When an ascertainment bias correction flag PLL_ATTRIB_ASC_BIAS_% is set when calling pll_partition_create(), the library allocates additional space in the CLVs for storing also the invariant sites. Hence, if there are n sites, CLVs will have capacity for n+s sites, where s is the number of states. However, partition->sites will still contain the value n.

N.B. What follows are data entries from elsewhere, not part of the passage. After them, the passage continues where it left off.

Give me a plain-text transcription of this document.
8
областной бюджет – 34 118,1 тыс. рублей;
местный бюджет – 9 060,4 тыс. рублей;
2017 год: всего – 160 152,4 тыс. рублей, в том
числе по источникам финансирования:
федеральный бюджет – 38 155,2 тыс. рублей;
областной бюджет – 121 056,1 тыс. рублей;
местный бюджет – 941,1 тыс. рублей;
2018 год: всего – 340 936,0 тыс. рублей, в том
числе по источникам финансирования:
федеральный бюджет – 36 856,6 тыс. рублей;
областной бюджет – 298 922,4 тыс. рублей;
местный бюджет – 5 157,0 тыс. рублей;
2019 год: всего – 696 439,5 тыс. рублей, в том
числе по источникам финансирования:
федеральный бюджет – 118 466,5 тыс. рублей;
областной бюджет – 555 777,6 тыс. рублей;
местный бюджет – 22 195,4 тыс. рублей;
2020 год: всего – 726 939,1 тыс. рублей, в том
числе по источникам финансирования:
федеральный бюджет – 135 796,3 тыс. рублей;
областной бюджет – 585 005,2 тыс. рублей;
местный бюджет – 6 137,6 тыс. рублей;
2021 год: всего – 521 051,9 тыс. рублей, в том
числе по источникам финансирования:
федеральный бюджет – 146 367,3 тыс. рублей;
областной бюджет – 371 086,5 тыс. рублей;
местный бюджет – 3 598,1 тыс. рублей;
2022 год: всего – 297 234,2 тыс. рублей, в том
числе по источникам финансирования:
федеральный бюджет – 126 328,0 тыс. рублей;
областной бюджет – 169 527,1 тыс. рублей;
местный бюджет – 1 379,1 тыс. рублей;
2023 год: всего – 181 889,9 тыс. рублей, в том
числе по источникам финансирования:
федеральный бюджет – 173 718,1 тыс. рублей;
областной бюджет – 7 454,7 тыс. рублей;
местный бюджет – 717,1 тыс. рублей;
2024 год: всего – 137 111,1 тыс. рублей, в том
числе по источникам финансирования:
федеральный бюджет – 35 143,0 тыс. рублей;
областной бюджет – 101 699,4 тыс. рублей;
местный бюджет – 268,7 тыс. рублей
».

The additional space is used only internally and it is transparent to the client code. For this section we will differentiate between regular sites (n) and additional sites (s).

pll_update_partials() and pll_update_sumtable() will update the additional sites as if they were regular sites. The library will automatically determine the effective number of sites according to partition->attributes.

However, these additional sites have a special treatment in pll_compute_%_likelihood() and in pll_compute_likelihood_derivatives(). The likelihood and derivatives are the sum of 2 factors: the regular likelihood and derivatives, computed over the n sites; and the correction, computed as a function (according to the ascertainment bias correction method) of the per-site likelihood scores of the additional sites.

References

  • Kuhner, M. K., P. Beerli, J. Yamato, and J. Felsenstein. 2000. Usefulness of single nucleotide polymorphism data for estimating population parameters. Genetics 156:439–447.
  • Leaché, A. D., Banbury, B. L., Felsenstein, J., de Oca, A. N. M., & Stamatakis, A. 2015. Short tree, long tree, right tree, wrong tree: new acquisition bias corrections for inferring SNP phylogenies. Systematic biology, syv053.
  • Lewis P.O. 2001. A likelihood approach to estimating phylogeny from discrete morphological character data. Syst. Biol. 50:913–925.
  • McGill, J. R., E. A. Walkup, and M. K. Kuhner. 2013. Correcting coalescent analyses for panel-based SNP ascertainment. Genetics 193:1185–1196.